1. Director of Industrial Hygiene
The Industrial Hygienist may be involved with the assessment and control of physical, chemical, biological or environmental hazards in the workplace or community that could cause injury or disease. Physical hazards may include noise, temperature extremes, illumination extremes, ionizing or non-ionizing radiation, and ergonomics.
Industrial Hygienists work to minimize exposures through the implementation of controls. The preferred method of control is the elimination of the chemical, which can sometimes be achieved by the substitution of a less hazardous material. Another method to reduce exposure is the use of an engineering control, such as a laboratory hood or other enclosure that isolates the chemical from the worker. In some cases an administrative control, such as the rotation of workers through a position to minimize the exposure to any single worker, is implemented.
Median Salary: $111,000
2. Hospital Administrator
Hospital administrators are responsible for the smooth operation of daily hospital activity. They manage the daily operations of a hospital and they supervise staff. An administrator must direct and coordinate departments to formulate specific goals and to reach organization-wide goals. They liaise with regulatory bodies, the press, the community and scientists. Hospital administrators also set budget goals and costs for service as well as direct fundraising and fees for special cases. They interact and work with physicians, nurses, orderlies, assistants, lawyers, ethicists and patients. As such, administrators must be professional and aware of who they are interacting with at all times. This is to ensure the most efficient working environment for physicians as well as the most comfortable environment for patients.
Median Salary: $97,000
3. Director of Municipal Water Treatment Plant
A director of a water treatment plant deals with all of the functions of a water treatment as it pertains to public health. This includes water storage, treatment and delivery. They oversee the operations of a waste water treatment plant to ensure compliance with regulatory procedures and reporting practices. Other duties may include:
- Oversees sampling and testing systems, and the functionality of pumps, conveyors, blowers, and other equipment.
- Stays abreast of federal, state, and local regulations and environmental guidelines.
- Collects data about treatment and performance to identify areas for improvement
- Negotiates with equipment vendors to ensure daily operations
Median Salary: $79,000
4. Healthcare Consultant
Healthcare consultant handle a number of responsibilities for clients, including conducting research to identify problems, researching possible solutions to the problem, observing and talking with employees and managers, writing reports, and conducting meetings with clients to share solutions. They are typically employed by large and/or private healthcare organizations. They work with their clients who, in most cases, are managers of various companies; in some cases, they work with the employees of the assigned organization for observation or research purposes.

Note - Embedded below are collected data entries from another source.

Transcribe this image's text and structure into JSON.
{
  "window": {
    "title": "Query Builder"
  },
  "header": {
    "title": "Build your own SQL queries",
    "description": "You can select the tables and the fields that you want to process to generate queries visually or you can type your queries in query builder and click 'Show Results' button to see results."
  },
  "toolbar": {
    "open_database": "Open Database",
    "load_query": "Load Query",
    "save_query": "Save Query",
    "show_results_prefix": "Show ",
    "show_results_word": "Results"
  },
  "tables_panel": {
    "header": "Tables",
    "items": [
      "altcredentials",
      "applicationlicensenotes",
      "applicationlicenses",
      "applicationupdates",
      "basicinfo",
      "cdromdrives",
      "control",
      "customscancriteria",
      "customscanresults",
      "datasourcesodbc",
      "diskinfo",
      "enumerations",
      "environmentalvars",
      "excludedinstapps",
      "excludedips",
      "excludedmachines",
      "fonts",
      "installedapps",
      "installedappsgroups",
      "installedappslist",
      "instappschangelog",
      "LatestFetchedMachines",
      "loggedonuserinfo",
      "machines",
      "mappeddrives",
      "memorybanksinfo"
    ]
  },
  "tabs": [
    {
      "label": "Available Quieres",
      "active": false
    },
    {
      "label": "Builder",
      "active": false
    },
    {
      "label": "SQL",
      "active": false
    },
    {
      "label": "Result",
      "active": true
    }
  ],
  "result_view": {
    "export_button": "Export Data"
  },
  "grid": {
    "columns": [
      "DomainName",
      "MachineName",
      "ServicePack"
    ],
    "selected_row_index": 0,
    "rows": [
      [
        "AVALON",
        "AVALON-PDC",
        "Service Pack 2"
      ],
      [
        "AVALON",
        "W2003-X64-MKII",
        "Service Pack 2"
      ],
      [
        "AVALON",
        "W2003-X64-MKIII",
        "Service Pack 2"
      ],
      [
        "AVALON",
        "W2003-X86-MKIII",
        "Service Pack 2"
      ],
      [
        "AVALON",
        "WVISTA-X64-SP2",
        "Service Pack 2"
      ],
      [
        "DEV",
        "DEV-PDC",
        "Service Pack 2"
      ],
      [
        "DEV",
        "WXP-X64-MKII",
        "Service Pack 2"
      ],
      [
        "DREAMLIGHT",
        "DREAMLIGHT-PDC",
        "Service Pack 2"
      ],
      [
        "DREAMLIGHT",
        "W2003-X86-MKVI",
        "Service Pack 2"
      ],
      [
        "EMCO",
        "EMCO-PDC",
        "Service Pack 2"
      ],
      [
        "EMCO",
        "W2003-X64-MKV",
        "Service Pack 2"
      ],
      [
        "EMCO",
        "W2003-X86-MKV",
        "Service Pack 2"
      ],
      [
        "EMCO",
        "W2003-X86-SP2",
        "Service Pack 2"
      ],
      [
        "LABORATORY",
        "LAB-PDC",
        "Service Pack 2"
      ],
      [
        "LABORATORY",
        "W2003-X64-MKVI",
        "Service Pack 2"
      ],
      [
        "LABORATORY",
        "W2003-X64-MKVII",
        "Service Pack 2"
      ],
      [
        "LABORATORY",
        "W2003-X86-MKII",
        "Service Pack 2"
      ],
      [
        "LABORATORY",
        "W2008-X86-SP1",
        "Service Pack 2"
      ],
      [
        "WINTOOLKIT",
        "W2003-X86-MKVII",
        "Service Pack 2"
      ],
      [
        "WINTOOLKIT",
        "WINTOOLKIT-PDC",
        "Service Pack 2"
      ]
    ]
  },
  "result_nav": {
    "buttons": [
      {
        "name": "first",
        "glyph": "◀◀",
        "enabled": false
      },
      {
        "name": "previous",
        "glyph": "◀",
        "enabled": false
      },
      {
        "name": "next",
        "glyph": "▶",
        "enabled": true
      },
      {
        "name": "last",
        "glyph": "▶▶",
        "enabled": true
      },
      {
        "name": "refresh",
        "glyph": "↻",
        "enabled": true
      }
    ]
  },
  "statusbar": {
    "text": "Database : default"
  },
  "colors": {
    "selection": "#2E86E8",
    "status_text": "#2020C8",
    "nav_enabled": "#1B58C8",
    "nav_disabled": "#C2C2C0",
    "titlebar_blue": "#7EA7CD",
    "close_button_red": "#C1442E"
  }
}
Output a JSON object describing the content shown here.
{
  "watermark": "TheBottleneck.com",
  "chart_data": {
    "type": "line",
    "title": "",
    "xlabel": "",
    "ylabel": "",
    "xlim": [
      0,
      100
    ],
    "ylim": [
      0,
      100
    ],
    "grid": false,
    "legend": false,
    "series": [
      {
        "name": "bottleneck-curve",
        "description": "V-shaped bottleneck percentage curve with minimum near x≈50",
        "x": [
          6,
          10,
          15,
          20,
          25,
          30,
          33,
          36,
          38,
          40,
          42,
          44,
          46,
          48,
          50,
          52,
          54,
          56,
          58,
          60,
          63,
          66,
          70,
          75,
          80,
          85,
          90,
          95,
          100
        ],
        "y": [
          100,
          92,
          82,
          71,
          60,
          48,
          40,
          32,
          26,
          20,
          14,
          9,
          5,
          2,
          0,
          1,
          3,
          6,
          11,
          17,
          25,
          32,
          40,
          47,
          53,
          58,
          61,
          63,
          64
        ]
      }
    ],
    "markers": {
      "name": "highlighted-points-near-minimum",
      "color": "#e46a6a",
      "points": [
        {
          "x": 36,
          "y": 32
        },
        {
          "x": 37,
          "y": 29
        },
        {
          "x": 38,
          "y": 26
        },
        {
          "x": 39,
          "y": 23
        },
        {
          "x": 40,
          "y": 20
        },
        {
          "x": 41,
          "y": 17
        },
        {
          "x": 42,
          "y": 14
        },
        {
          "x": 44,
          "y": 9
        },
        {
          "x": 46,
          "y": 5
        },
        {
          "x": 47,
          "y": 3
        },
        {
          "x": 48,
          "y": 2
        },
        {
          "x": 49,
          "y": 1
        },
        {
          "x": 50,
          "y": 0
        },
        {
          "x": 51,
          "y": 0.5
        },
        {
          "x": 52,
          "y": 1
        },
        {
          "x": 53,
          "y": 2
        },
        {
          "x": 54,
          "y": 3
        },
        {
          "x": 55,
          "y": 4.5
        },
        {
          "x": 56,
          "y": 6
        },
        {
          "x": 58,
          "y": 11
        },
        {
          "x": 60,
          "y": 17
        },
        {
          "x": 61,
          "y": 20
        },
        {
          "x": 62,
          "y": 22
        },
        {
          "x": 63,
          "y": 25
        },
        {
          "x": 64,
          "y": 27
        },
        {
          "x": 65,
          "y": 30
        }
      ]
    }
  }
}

Some personal abilities that are important for healthcare consultants include the ability to:research and analyze data, think critically, work independently, communicate well verbally and in written form, use basic computer applications, explain and communicate data and statistical findings to clients, and present solutions with confidence.
Median Salary: $76,000
5. Radiation Safety Specialist
A radiation safety specialist or officer develops, implements and monitors environmental and safety programs in a variety of public health-related facilities to make sure they are compliant with all federal, state and local laws. Job duties can include control of hazardous materials, emergency preparedness, radiological safety and prevention of accidents.
They generally work in laboratory environments and may be on their feet and walking frequently throughout the day. They are responsible for ensuring that radiation safety and environmental compliance are met by all levels of the organization, and developing plans and procedures to meet these goals. They will also perform on-the-job audits at laboratories throughout the organization and bioassays and leak-testing to ensure safety standards are met.
Median Salary: $75,000
This is the analysis of data and its application to health care. Public health professionals focusing on biostatistics use models to track the health of a population and identify trends. They may be involved in clinical trials, genome projects and spatial studies which seek to determine how geography can affect health and risk factors. Informatics is a related field that may focus more on surveillance and the collection of data for prevention and public health promotion rather than its application in research.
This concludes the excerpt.